Studying Abroad


As intimidating as packing your life into a suitcase and jetting off to indulge in some international studying can be, the rewards and fulfilment it can provide offer ample incentive to do so. This isn’t to say that it is all tapas, pasta and sightseeing, and before you go shopping for a new camera, the logistics of studying abroad must be considered. This should be done around 18 months prior to the start of the course, in a bid to ensure all bases are covered.

One of the immediate concerns that will need addressing is that of finance. This may not be as straight-forward as it is for studying in the UK (said with a wry smile), as tuition fees and the support on offer varies between countries. It is therefore essential that you make an early note of the financial process you will need to go through in advance to your intellectual travels. In terms of tuition fees, studying abroad may present a cheaper alternative to studying in the UK, with some countries offering cheap, and occasionally free, education. Popular destinations such as France, Germany, Italy and Spain provide notably inexpensive options, and if UK universities have campuses abroad, they may provide study at a reduced rate. Checking with the university or relevant local power regarding scholarships and bursaries should be done around a year in advance of the proposed commencement of study, due to the competiveness of such funding.

Maintenance loans

Maintenance loans carry similar importance to the funding for tuition, as you will need to find accommodation, not to mention the numerous other costs incurred by university and studying away from home. Again, availability of these differ between countries and research into what is offered through the relevant institutions, embassies and governments, is vital to ensuring that studying abroad presents a viable option. UK research councils, trusts and charities may be able to offer some form of support, however instances of this are limited. Similarly, schemes such as the Commonwealth Scholarships and Fellowships Plan may offer some financial support, however this is primarily aimed towards postgraduates. If, however, you wish to study abroad for a year as part of a UK-based programme, Erasmus offer grants in addition to loans from Student Finance.

As well as finance, various other considerations need to be made. It is an important starting point to ensure that the qualification you are planning on working towards when studying abroad, is recognised outside of the country it is achieved in. Contacting UK NARIC in advance will inform you as to the international recognition of your the qualification in question.


Remaining faithful to the other aspects of the studying abroad process, submitting your applications varies between countries. Researching into the deadlines and processes is therefore essential.

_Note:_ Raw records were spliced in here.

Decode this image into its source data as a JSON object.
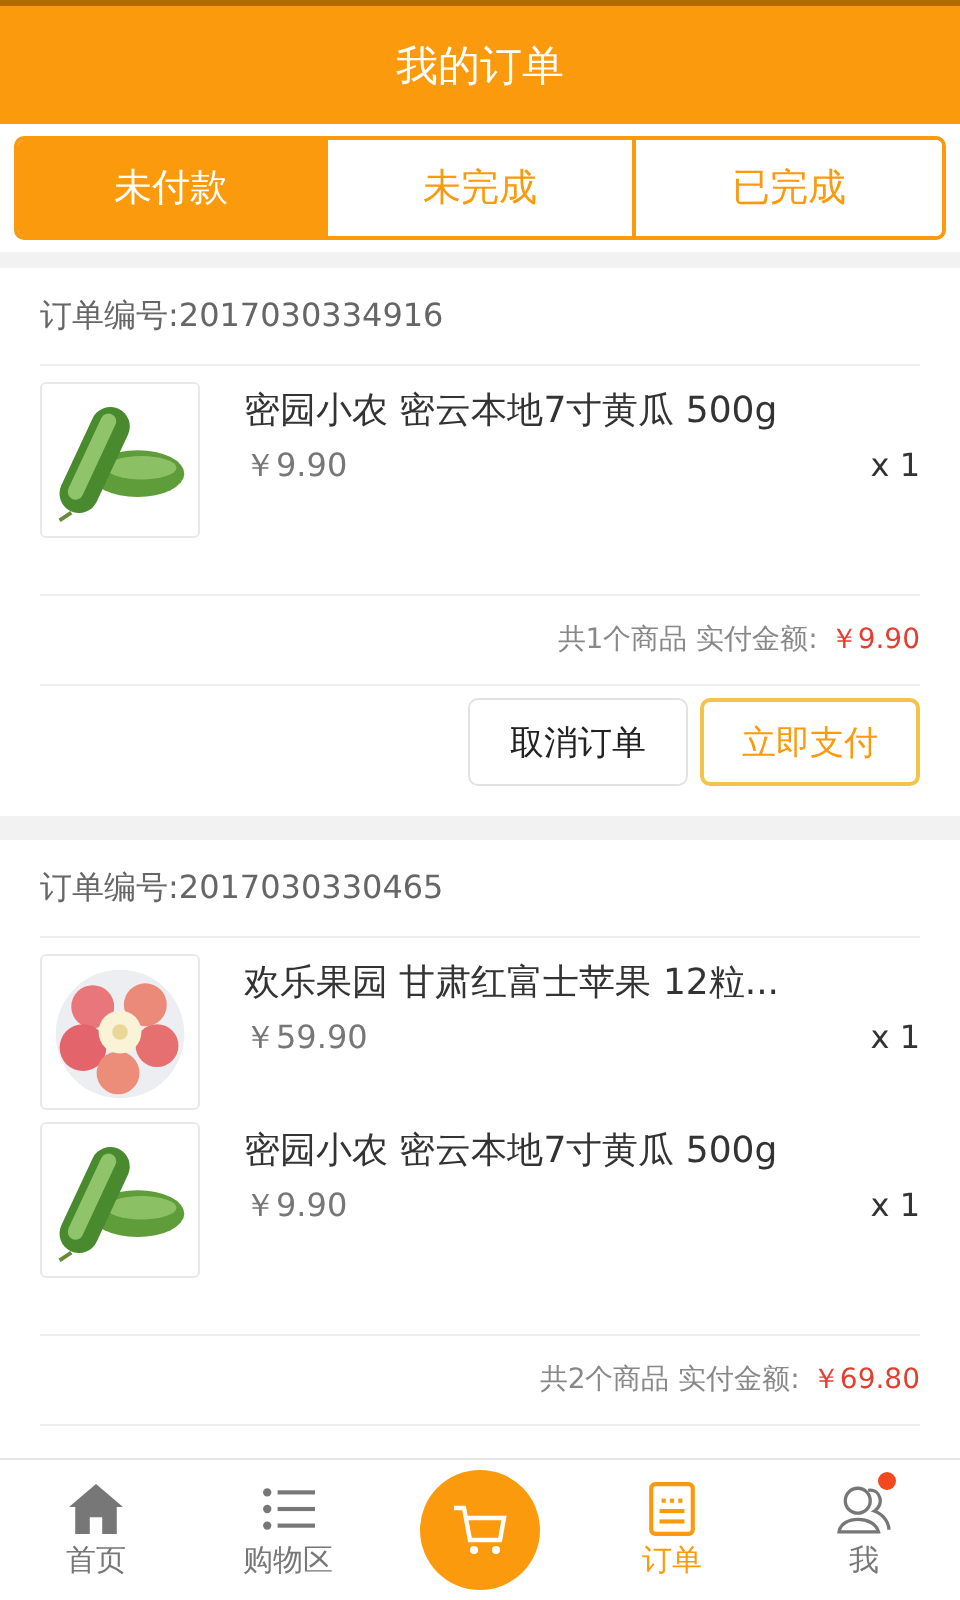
{
  "header": {
    "title": "我的订单"
  },
  "tabs": [
    {
      "label": "未付款",
      "selected": true
    },
    {
      "label": "未完成",
      "selected": false
    },
    {
      "label": "已完成",
      "selected": false
    }
  ],
  "orders": [
    {
      "number": "订单编号:2017030334916",
      "items": [
        {
          "kind": "cucumber",
          "name": "密园小农 密云本地7寸黄瓜 500g",
          "price": "￥9.90",
          "qty": "x 1"
        }
      ],
      "summary": "共1个商品 实付金额:",
      "total": "￥9.90",
      "actions": [
        {
          "label": "取消订单",
          "kind": "secondary"
        },
        {
          "label": "立即支付",
          "kind": "primary"
        }
      ]
    },
    {
      "number": "订单编号:2017030330465",
      "items": [
        {
          "kind": "apple",
          "name": "欢乐果园 甘肃红富士苹果 12粒...",
          "price": "￥59.90",
          "qty": "x 1"
        },
        {
          "kind": "cucumber",
          "name": "密园小农 密云本地7寸黄瓜 500g",
          "price": "￥9.90",
          "qty": "x 1"
        }
      ],
      "summary": "共2个商品 实付金额:",
      "total": "￥69.80"
    }
  ],
  "nav": [
    {
      "label": "首页",
      "kind": "home",
      "selected": false
    },
    {
      "label": "购物区",
      "kind": "list",
      "selected": false
    },
    {
      "kind": "cart",
      "selected": false
    },
    {
      "label": "订单",
      "kind": "order",
      "selected": true
    },
    {
      "label": "我",
      "kind": "user",
      "selected": false,
      "badge": true
    }
  ]
}
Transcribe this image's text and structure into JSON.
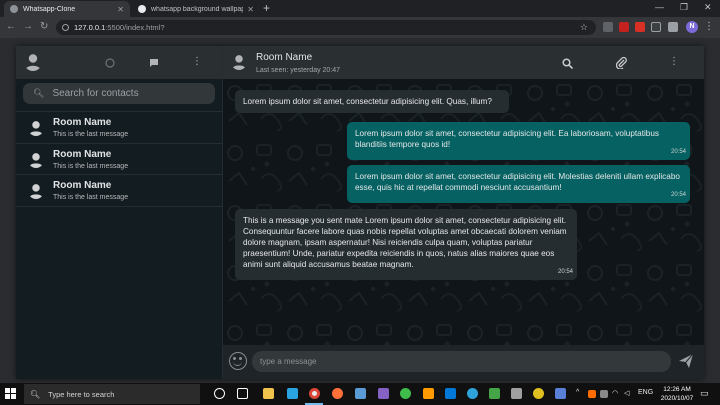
{
  "browser": {
    "tabs": [
      {
        "title": "Whatsapp-Clone",
        "active": true,
        "favicon_color": "#8e9399"
      },
      {
        "title": "whatsapp background wallpaper",
        "active": false,
        "favicon_color": "#e8eaed"
      }
    ],
    "url_host": "127.0.0.1",
    "url_path": ":5500/index.html?"
  },
  "sidebar": {
    "search_placeholder": "Search for contacts",
    "contacts": [
      {
        "name": "Room Name",
        "last": "This is the last message"
      },
      {
        "name": "Room Name",
        "last": "This is the last message"
      },
      {
        "name": "Room Name",
        "last": "This is the last message"
      }
    ]
  },
  "chat": {
    "room_name": "Room Name",
    "last_seen": "Last seen: yesterday 20:47",
    "input_placeholder": "type a message",
    "messages": [
      {
        "direction": "in",
        "text": "Lorem ipsum dolor sit amet, consectetur adipisicing elit. Quas, illum?",
        "time": ""
      },
      {
        "direction": "out",
        "text": "Lorem ipsum dolor sit amet, consectetur adipisicing elit. Ea laboriosam, voluptatibus blanditiis tempore quos id!",
        "time": "20:54"
      },
      {
        "direction": "out",
        "text": "Lorem ipsum dolor sit amet, consectetur adipisicing elit. Molestias deleniti ullam explicabo esse, quis hic at repellat commodi nesciunt accusantium!",
        "time": "20:54"
      },
      {
        "direction": "in",
        "text": "This is a message you sent mate Lorem ipsum dolor sit amet, consectetur adipisicing elit. Consequuntur facere labore quas nobis repellat voluptas amet obcaecati dolorem veniam dolore magnam, ipsam aspernatur! Nisi reiciendis culpa quam, voluptas pariatur praesentium! Unde, pariatur expedita reiciendis in quos, natus alias maiores quae eos animi sunt aliquid accusamus beatae magnam.",
        "time": "20:54"
      }
    ]
  },
  "taskbar": {
    "search_text": "Type here to search",
    "language": "ENG",
    "time": "12:26 AM",
    "date": "2020/10/07"
  },
  "colors": {
    "outgoing_bubble": "#056162",
    "incoming_bubble": "#262d31",
    "header": "#2a2f32",
    "sidebar_bg": "#131c21"
  }
}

Applications are often submitted directly to the institution, often through their websites, however, you may have to sit a language test if the course is taught in the native language. Alternatively, applying to study in Australia can be guided by education agents, who assist prospective students through the full process. It is also important to looks into any visas which may be required to study in Non-EU countries. Similarly, if you plan on working abroad to help fund your studies or maintenance, a working visa may be necessary.